One-Year RCV Deadline Vs. Two-Year Statute Of Limitations Deadline – Hail Claims
By: Ed Beckman of Hellmuth and Johnson
I am often asked about the one-year deadline to complete Minneapolis insurance repairs to recover RCV. The deadline is usually one-year from the date of loss (storm, fire). I have never seen an insurer take this deadline to court. I have seen insurers threaten to do so, but not actually do it. I think I know the reasons why. It’s something we should all keep in mind when we see an insurer cite to the one-year RCV deadline.
If the one-year deadline were really enforced, it seems to me it is an end-run around the two-year statute of limitations. By law, an insurance policy must include a two-year deadline for filing a claim. Minn. Stat. Sec. 65A.01 subd. 3. If the one-year RCV deadline were really enforced it would totally negate the two-year deadline. An insurer could say “game over” after 13 months. Yet the two-year deadline applies to ACV and RCV claims by statute. The one-year deadline cannot, and should not, overcome the statute.
Another reason is the Minnesota rule regarding prejudice and notice. An insurer can only avoid a claim by alleging late notice if it can prove prejudice by the alleged late notice. There is Minnesota case law that states notice after one year, but before two years, is proper notice if the insurer can’t show prejudice. This rule of law would be defeated by a blanket operation of the one-year RCV deadline.
Another problem with enforcing the one-year RCV deadline is the appraisal clause mandated by statute. The appraisal clause and the duty to appraise every dispute about scope are found in every insurance policy because of state statute. Minn. Stat. Sec. 65A.01 subd. 3. The RCV one-year deadline is not mandated by statute, rather it is a deadline created by insurance companies. If a property owner demands appraisal, say, 14 months after a storm, the property owner is invoking a right granted by law. How can that right be defeated by an insurer that says the one-year RCV deadline expired?

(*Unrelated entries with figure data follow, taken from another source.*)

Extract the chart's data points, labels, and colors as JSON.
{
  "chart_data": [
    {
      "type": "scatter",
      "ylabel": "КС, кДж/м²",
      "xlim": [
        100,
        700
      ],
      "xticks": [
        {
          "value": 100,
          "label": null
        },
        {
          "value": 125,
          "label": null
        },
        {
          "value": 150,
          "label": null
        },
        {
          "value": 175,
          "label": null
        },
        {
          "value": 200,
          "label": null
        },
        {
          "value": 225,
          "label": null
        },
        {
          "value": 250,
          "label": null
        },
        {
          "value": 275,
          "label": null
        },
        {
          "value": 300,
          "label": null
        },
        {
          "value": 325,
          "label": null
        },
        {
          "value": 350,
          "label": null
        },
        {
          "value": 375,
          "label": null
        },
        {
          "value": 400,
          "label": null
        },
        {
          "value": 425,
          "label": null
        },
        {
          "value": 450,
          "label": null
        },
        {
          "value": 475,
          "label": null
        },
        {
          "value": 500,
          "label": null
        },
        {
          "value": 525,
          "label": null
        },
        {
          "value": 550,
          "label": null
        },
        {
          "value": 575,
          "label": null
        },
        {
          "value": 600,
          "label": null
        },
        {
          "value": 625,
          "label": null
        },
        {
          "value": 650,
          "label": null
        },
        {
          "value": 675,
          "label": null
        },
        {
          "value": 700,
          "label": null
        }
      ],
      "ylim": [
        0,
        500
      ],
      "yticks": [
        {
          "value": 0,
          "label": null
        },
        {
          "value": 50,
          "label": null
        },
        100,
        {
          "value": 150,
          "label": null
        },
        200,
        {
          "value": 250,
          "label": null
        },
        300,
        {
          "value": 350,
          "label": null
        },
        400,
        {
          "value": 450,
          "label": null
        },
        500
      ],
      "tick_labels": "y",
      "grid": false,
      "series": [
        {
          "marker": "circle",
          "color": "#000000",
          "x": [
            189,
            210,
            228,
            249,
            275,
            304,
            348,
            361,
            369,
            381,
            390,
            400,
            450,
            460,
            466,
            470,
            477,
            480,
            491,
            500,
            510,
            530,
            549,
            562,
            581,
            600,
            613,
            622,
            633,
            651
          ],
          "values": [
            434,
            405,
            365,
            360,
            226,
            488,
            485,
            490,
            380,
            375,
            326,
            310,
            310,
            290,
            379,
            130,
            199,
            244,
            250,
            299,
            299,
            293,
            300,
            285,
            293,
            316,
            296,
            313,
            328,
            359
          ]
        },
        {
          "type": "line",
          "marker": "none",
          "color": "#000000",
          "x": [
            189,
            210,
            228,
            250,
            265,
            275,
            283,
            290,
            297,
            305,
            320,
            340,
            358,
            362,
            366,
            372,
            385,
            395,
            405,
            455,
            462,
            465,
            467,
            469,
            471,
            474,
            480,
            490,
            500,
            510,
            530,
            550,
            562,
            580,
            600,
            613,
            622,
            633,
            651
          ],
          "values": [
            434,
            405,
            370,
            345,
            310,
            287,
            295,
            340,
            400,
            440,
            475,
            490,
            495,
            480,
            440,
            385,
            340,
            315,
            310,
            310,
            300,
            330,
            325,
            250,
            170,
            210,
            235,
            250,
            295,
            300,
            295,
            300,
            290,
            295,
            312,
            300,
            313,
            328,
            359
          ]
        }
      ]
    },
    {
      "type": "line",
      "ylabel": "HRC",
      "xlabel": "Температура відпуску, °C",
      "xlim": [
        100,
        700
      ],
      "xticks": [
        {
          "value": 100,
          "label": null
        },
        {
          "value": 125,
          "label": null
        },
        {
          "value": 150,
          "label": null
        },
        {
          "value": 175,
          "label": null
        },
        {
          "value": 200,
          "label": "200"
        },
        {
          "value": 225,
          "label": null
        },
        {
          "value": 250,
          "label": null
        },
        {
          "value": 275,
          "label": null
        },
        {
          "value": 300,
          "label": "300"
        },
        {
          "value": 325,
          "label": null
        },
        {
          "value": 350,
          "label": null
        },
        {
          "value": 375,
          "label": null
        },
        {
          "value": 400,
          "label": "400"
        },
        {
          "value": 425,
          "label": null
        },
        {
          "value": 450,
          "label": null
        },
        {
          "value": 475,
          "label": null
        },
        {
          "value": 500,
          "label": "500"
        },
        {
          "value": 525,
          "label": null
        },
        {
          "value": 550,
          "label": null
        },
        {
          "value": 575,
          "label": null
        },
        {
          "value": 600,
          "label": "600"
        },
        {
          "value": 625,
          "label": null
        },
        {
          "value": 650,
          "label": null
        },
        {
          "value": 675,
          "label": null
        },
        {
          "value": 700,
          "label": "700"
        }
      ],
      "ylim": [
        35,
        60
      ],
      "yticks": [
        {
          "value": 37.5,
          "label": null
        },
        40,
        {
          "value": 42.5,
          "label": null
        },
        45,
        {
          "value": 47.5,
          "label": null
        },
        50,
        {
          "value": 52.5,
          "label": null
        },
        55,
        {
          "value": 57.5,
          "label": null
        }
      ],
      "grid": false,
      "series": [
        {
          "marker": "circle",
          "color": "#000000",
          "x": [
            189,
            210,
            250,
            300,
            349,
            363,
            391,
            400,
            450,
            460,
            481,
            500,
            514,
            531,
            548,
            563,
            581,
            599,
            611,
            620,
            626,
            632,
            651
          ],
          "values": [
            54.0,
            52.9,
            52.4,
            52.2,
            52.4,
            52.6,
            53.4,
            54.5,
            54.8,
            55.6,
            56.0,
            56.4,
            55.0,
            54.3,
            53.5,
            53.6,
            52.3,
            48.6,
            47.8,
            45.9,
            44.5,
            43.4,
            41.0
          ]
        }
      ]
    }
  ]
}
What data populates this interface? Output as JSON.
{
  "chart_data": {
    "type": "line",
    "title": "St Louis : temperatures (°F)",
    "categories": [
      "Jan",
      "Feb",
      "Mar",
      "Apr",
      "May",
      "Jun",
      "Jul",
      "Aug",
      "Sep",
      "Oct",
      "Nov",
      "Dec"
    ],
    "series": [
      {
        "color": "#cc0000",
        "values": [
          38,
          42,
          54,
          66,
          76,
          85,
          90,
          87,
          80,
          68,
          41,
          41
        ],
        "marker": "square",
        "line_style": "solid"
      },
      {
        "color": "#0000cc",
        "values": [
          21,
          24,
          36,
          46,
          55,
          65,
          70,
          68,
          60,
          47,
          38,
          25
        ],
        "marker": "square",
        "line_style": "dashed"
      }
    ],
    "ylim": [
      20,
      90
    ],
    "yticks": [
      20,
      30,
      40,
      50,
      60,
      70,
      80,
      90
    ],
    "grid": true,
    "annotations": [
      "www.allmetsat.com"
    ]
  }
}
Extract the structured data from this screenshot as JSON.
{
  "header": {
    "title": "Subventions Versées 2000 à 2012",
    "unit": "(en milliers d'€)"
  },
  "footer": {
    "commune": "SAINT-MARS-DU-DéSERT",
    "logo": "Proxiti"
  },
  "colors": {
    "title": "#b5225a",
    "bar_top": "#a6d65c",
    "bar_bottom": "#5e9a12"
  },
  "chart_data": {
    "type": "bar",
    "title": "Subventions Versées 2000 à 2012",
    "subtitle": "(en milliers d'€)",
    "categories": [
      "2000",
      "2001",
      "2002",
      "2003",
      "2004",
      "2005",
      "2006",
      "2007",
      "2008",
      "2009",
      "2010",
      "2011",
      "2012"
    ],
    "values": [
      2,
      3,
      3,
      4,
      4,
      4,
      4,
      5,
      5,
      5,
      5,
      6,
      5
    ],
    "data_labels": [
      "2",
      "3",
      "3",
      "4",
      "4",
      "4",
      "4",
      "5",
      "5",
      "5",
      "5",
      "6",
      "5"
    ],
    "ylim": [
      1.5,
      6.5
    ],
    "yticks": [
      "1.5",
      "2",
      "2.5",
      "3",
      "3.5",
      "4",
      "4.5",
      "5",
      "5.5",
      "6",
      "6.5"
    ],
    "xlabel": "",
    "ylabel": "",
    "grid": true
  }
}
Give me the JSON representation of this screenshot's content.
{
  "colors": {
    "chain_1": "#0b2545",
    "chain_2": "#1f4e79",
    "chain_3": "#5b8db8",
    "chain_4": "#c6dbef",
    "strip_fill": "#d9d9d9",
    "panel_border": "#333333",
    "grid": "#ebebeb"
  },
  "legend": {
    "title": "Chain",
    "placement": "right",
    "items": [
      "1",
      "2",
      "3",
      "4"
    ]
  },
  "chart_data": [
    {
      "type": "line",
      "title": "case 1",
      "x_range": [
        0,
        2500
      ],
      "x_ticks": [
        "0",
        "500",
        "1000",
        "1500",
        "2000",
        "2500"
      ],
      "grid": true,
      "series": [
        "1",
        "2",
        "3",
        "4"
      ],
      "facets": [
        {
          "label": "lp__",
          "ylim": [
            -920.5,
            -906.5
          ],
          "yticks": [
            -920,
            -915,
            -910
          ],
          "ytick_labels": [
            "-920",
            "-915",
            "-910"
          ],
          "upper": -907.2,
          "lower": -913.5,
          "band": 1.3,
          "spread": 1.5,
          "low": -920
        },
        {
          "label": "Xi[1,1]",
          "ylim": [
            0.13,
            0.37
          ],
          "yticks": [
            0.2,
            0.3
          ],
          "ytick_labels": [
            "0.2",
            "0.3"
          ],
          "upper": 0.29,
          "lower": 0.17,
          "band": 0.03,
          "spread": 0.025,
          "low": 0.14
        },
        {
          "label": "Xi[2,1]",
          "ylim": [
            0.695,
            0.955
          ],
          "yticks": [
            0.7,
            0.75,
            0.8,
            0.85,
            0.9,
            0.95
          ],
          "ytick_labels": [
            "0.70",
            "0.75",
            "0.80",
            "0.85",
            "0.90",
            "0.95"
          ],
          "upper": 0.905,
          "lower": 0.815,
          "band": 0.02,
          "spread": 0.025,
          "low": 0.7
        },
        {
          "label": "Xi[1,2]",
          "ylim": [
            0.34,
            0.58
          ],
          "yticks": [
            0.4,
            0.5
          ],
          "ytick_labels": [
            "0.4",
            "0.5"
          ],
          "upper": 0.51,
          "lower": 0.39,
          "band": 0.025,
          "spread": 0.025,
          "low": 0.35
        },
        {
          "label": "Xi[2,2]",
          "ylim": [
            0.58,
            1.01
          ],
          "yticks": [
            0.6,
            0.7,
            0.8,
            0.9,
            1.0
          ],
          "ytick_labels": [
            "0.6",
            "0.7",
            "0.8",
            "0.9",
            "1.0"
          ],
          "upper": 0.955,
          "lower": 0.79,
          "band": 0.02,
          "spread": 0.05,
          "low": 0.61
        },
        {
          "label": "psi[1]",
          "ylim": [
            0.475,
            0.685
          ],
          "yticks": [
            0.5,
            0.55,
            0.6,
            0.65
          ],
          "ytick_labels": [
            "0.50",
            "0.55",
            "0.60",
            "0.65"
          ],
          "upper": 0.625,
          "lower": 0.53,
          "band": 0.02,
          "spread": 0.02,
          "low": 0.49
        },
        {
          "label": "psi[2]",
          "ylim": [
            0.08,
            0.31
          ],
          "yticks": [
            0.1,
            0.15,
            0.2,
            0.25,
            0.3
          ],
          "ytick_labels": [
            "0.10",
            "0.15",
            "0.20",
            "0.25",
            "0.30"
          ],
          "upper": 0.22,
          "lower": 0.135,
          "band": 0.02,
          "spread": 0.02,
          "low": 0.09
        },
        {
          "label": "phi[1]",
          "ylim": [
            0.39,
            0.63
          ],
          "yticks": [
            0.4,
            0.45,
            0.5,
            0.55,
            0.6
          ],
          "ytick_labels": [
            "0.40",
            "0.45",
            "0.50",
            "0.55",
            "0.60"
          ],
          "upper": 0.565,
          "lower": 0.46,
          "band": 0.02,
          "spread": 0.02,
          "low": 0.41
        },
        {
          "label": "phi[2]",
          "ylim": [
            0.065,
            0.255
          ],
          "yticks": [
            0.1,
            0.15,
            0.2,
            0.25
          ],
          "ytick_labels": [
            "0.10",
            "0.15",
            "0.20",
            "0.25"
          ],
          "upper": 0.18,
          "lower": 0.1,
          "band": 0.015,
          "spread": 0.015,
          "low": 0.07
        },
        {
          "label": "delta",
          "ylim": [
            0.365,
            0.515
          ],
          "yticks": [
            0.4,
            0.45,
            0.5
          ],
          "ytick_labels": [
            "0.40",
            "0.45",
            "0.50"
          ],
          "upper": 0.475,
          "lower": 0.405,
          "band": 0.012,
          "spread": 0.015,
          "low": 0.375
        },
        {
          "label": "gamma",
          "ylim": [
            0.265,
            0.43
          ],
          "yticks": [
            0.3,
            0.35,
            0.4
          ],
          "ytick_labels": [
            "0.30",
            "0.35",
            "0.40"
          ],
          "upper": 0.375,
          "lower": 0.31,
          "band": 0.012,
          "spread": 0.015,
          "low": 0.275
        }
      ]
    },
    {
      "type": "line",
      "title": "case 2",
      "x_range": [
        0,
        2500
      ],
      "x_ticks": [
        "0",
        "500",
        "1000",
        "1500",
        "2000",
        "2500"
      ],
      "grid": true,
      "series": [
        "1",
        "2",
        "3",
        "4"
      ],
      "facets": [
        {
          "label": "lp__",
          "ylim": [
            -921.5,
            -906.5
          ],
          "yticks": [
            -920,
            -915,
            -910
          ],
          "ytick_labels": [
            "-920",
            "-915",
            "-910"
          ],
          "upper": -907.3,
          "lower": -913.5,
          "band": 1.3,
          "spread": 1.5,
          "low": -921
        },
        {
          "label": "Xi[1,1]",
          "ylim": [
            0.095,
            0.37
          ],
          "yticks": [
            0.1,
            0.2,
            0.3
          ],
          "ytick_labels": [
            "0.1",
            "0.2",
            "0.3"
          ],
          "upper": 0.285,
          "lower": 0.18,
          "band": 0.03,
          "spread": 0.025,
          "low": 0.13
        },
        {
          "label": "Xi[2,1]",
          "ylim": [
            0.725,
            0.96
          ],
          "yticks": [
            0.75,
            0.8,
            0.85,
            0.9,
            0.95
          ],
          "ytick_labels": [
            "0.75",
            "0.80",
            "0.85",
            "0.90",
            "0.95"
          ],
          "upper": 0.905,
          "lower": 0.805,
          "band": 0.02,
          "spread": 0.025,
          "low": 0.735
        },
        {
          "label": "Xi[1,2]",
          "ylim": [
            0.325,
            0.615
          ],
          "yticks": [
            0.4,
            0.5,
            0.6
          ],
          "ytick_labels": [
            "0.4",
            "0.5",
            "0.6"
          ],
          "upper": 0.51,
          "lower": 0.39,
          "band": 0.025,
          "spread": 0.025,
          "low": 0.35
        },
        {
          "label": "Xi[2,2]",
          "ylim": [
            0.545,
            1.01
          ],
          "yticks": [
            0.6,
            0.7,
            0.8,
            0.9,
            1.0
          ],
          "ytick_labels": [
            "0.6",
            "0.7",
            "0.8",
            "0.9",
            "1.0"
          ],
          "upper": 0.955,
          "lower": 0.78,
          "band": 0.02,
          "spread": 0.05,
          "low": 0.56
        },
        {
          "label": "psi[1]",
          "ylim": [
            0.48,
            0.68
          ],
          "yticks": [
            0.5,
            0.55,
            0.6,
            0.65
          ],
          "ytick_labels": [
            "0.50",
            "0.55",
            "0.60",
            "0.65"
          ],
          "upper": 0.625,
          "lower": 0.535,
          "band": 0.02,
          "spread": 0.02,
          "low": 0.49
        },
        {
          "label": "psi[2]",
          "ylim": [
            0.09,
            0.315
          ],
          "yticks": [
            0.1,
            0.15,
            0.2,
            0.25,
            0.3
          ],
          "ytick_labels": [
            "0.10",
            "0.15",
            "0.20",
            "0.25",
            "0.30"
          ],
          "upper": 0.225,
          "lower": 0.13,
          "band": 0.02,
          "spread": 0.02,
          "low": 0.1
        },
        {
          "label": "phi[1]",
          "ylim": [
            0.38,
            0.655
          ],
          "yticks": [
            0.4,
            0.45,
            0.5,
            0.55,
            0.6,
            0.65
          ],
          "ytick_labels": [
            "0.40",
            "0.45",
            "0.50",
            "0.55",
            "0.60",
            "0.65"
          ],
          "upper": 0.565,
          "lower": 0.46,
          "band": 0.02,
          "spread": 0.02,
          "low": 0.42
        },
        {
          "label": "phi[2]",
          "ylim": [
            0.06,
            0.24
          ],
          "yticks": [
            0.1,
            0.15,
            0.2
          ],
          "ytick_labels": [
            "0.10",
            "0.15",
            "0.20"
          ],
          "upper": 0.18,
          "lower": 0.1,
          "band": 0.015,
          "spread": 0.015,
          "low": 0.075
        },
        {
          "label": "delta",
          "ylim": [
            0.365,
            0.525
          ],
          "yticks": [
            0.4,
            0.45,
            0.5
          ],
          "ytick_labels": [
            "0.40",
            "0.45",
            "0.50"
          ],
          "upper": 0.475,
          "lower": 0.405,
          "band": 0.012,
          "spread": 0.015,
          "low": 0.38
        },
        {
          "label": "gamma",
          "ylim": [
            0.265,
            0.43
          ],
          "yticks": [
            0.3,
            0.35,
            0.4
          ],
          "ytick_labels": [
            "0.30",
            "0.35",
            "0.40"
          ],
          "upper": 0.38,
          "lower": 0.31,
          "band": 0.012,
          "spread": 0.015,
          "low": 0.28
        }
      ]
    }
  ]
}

In the end, the one-year RCV deadline is a creation of the insurance companies. This deadline should never override what is mandated by law. The insurer would have to say, “judge, ignore the statutes at play here because our one-year deadline controls.” I don’t see that flying in court. I have certainly seen insurance companies rattle their saber about the one-year RCV deadline, but I have never seen it actually enforced. Now, I would never counsel a client to ignore the RCV deadline. For a smooth process, every effort should be made to get the job done as soon as possible. I do tell clients, however, the one-year deadline is fraught with problems for insurers. In many occasions it is probably unenforceable. No RCV claim should ever die simply because one year has based since the loss.